Further to the earlier post: Ian and I had a discussion the other day of a scheme thats been implemented on the Web. It’s a pay-to-recommend thing: you have a social network of ‘friends’ who, when suggesting a product for purchase that results in a sale, get a little payment. Proponents tout it as a way to get a little money for what people do naturally. Both Ian and I view it as a Ponzi scheme, like other network marketing ‘opportunities’ that pollute human relations with suspect motivations.

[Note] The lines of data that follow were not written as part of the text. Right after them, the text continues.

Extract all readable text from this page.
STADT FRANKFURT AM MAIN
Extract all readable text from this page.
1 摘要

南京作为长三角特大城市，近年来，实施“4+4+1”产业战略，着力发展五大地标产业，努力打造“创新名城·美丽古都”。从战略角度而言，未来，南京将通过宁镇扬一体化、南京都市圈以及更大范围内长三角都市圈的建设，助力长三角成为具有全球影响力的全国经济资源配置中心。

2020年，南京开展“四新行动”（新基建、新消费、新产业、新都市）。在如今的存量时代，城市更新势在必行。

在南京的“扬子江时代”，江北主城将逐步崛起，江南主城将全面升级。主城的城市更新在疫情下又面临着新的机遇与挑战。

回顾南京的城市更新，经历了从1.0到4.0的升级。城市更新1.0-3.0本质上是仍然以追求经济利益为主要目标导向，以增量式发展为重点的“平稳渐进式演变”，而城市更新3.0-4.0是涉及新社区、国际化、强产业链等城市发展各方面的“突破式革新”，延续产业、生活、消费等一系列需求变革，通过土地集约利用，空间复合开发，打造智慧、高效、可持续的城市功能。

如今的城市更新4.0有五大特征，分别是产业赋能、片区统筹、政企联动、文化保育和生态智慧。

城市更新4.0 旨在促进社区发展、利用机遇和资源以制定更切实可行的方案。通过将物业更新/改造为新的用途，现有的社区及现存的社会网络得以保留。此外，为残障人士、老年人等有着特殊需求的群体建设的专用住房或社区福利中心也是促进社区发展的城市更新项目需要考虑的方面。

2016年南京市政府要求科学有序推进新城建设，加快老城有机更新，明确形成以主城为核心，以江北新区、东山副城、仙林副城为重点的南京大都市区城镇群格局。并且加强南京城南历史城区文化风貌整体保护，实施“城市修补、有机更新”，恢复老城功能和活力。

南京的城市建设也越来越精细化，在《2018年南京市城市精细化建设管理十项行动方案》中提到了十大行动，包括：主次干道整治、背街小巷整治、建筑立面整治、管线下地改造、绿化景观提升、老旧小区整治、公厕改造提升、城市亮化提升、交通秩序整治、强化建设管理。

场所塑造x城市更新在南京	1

Here’s a better idea, started by Ted Nelson in his astounding book on hypertext, which started the whole thing, and referred to just last week by Jaron Lanier in the NYT. Every bit of information online is tracked as part of a micropayment system; no ‘information wants to be free (as in beer)’. Whenever someone links to, browses or downloads a blog post you make, or a comment, or a photo you put up on Facebook, you get a little credit in your web account. When you do the same, a little payment from you to the author. Your information is now your property, and you earn a little money from it. Lanier reckons this is how we save the middle class. At the very least, it corrects the imbalance between the vast numbers of people posting original material, drawing connections between existing material, editing and curating, and the relative few who take the money out of the resulting system by virtue of being the infrastructure providers.
Go read Nelson. He thought about many of the issues we’re facing in our plan-less stampede to the Net, and tried to implement much of what he came up with. It’s worth revisiting, now we all have real world experience of the problems he foresaw with his thought experiments.